Note that for every parameter combination ${\mathbf{\text{θ}}}_i,i=1,2,\dots m$, of the hydrologic or water quality model, there exists a corresponding set of parameters ${\widehat{\mu }}_i,{\widehat{\varphi }}_i$ and ${\widehat{\sigma }}_{{\epsilon }_i}^2$ of the error model.
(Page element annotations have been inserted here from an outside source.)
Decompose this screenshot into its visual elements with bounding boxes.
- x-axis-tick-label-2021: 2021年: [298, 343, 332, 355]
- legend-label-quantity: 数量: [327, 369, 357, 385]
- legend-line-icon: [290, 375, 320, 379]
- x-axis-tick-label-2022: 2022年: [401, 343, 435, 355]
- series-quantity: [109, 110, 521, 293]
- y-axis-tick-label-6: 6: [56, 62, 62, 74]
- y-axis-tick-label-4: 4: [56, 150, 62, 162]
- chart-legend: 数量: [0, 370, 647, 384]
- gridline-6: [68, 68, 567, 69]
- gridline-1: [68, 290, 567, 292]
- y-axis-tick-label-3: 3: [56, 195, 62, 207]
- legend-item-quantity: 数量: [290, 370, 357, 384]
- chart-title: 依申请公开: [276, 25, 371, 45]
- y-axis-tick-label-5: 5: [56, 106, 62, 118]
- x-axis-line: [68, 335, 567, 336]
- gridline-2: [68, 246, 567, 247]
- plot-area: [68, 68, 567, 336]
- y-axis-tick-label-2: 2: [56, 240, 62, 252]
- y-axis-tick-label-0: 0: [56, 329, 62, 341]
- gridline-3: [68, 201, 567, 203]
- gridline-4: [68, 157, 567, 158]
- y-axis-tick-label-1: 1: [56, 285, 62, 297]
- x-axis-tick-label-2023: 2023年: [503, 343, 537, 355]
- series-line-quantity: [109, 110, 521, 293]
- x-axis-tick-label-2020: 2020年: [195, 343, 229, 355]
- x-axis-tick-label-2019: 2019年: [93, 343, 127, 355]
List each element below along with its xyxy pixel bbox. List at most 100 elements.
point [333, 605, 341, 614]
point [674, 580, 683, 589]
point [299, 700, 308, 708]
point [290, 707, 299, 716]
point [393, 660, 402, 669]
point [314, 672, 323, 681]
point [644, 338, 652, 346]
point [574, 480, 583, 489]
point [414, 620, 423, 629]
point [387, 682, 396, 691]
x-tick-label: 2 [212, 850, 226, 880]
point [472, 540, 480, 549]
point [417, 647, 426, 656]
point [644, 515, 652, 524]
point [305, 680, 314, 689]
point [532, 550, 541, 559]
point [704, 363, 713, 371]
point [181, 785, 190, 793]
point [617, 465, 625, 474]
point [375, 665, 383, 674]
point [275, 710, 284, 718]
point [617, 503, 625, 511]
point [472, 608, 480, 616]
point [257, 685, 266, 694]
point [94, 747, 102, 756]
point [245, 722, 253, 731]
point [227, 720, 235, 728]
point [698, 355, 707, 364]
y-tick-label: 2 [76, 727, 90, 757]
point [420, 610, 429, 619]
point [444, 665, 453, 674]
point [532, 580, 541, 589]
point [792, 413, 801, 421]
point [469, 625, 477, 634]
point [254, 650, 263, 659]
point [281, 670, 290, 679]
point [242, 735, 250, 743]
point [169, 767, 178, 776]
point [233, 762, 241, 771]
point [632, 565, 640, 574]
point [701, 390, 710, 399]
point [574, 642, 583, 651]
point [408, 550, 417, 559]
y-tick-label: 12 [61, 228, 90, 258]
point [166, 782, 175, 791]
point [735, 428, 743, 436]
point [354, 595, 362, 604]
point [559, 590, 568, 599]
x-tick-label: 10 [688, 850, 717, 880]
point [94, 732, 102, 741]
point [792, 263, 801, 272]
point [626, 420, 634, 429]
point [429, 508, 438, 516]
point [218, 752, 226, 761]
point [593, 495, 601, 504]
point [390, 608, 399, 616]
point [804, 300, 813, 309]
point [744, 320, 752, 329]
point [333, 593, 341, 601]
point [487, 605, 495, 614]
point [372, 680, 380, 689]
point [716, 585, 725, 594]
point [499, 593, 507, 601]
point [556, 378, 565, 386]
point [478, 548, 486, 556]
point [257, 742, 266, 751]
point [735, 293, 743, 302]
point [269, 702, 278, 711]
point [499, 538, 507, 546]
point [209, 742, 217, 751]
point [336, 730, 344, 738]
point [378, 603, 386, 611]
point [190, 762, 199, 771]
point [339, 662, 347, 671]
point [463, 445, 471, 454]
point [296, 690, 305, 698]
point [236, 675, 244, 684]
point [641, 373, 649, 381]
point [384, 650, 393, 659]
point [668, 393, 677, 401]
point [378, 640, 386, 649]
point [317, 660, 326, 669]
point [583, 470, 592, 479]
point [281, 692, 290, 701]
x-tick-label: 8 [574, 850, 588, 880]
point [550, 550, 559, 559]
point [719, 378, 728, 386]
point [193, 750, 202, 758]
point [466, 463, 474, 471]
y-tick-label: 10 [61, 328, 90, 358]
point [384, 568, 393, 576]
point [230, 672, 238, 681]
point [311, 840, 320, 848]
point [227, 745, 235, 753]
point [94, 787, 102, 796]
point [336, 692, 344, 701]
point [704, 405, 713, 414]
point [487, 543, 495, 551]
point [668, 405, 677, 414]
To obtain the overall parameter estimates of the error model it is possible to compute a weighted average value based on the support of the posterior distribution $f_{\mathbf{\text{θ}}}(\mathbf{\text{θ}}|Z,\mathbf{X})$ by

$$\widehat{\mu }=\sum _{i=1}^m{\widehat{\mu }}_i{f}_{{\mathbf{\text{θ}}}_i}\left({\mathbf{\text{θ}}}_i|Z,\mathbf{X}\right)$$ (C.7)

$${\widehat{\sigma }}_{\epsilon }^2=\sum _{i=1}^m{\widehat{\sigma }}_{{\epsilon }_i}^2{f}_{{\mathbf{\text{θ}}}_i}\left({\mathbf{\text{θ}}}_i|Z,\mathbf{X}\right)$$ (C.8)

$$\widehat{\varphi }=\sum _{i=1}^m{\widehat{\varphi }}_i{f}_{{\mathbf{\text{θ}}}_i}\left({\mathbf{\text{θ}}}_i|Z,\mathbf{X}\right)$$ (C.9)

Appendix D. Estimation of Calibrated Parameters from the Posterior Parameter Distribution f_θ

Once $f_{\mathbf{\text{θ}}}(\mathbf{\text{θ}}|Z,\mathbf{X})$ has been computed (Section 2.2), it is easy to proceed with the computation of the marginal distributions of the water quality model parameters ${\theta }_1,{\theta }_2\dots {\theta }_p\text{i.e.}f\left({\theta }_1\right),f\left({\theta }_2\right)\dots f\left({\theta }_p\right)$ and to obtain single point estimates ${\widehat{\theta }}_1,{\widehat{\theta }}_2\dots {\widehat{\theta }}_p$. As an example, the general expression for the marginal distribution of the parameter θ_k i.e. f(θ_k) is given by

$$f\left({\theta }_k\right)=\underset{{\theta }_1\dots {\theta }_{k-1},{\theta }_{k+1}\dots {\theta }_p}{\int }{f}_{\mathbf{\text{θ}}}(\mathbf{\text{θ}}|\mathbf{Z},\mathbf{X})d{\theta }_1\dots d{\theta }_{k-1}d{\theta }_{k+1}\dots d{\theta }_p$$ (D.1)

or in discrete terms by,

$$f\left({\theta }_k\right)=\sum _{{\theta }_1\dots {\theta }_{k-1},{\theta }_{k+1}\dots {\theta }_p}{f}_{\mathbf{\text{θ}}}(\mathbf{\text{θ}}|\mathbf{Z},\mathbf{X})$$ (D.2)

and once obtained, it is possible to find the single point estimate of θ_k (i.e. ${\widehat{\theta }}_k$) by computing the mean or expected value of the distribution f(θ_k), which is mathematically equivalent to the first moment of area

$$f\left({\theta }_k\right)={\int }_d^e{\theta }_{k}f\left({\theta }_k\right)d{\theta }_k$$ (D.3)

or in discrete terms

$$f\left({\theta }_k\right)=\sum _{l=d}^e{\theta }_{k}f\left({\theta }_k\right)$$ (D.4)

where [d, e] represents the range of θ_k.